Batch effect detection and visual quality control with CytoMDS, a Bioconductor package for low dimensional representation of distances between cytometry samples

Batch effect detection and visual quality control with CytoMDS, a Bioconductor package for low dimensional representation of distances between cytometry samples


Author(s): Philippe Hauchamps,Dan Lin,Laurent Gatto

Affiliation(s): Computational Biology and Bioinformatics, de Duve Institute, UCLouvain, Belgium



Quality Control (QC) of samples is an essential preliminary step in cytometry data analysis. Notably, identification of potential batch effects and sample outliers is paramount, to avoid mistaking these effects for true biological signal in downstream analyses.

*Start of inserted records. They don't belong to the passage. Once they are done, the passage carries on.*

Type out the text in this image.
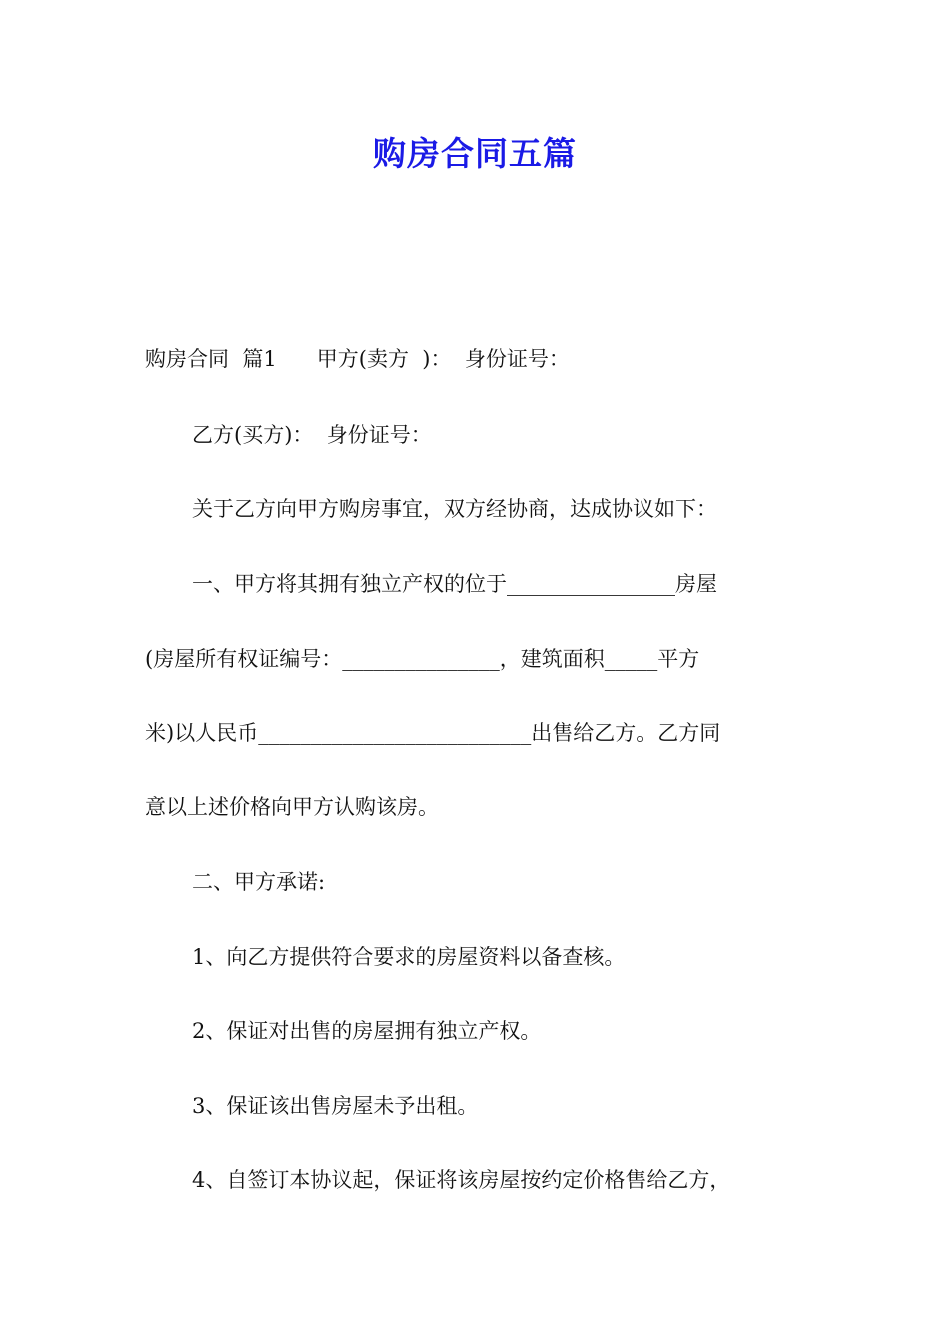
购房合同五篇
购房合同  篇1      甲方(卖方  )：  身份证号：
乙方(买方)：  身份证号：
关于乙方向甲方购房事宜，双方经协商，达成协议如下：
一、甲方将其拥有独立产权的位于________________房屋
(房屋所有权证编号：_______________，建筑面积_____平方
米)以人民币__________________________出售给乙方。乙方同
意以上述价格向甲方认购该房。
二、甲方承诺:
1、向乙方提供符合要求的房屋资料以备查核。
2、保证对出售的房屋拥有独立产权。
3、保证该出售房屋未予出租。
4、自签订本协议起，保证将该房屋按约定价格售给乙方，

However, this task can prove to be delicate and tedious, especially for datasets with many samples. Here, we present *CytoMDS*, a Bioconductor package implementing a dedicated method for low dimensional representation of cytometry samples composed of marker expressions for up to millions of single cells. This method combines Earth Mover’s Distance (EMD) [1] for assessing dissimilarities between multidimensional distributions, and Multi Dimensional Scaling (MDS) [2] for low dimensional projection of distances. Some additional visual tools, both for projection quality diagnosis and for user interpretation of the projection axes, are also provided in the package. We demonstrate the strengths and advantages of CytoMDS for QC of cytometry data on real biological datasets, revealing the presence of low quality samples, batch effects and biological signal between sample groups. ### References [1] Haidong Yi and Natalie Stanley. 2022. “CytoEMD: Detecting and Visualizing between-Sample Variation in Relation to Phenotype with Earth Mover’s Distance.” In Proceedings of the 13th ACM International Conference on Bioinformatics, Computational Biology and Health Informatics, 1–14. BCB ’22 28. New York, NY, USA: Association for Computing Machinery. [2] Jan de Leeuw and Patrick Mair. 2009. “Multidimensional Scaling Using Majorization: SMACOF in R.” Journal of Statistical Software 31 (3): 1–30.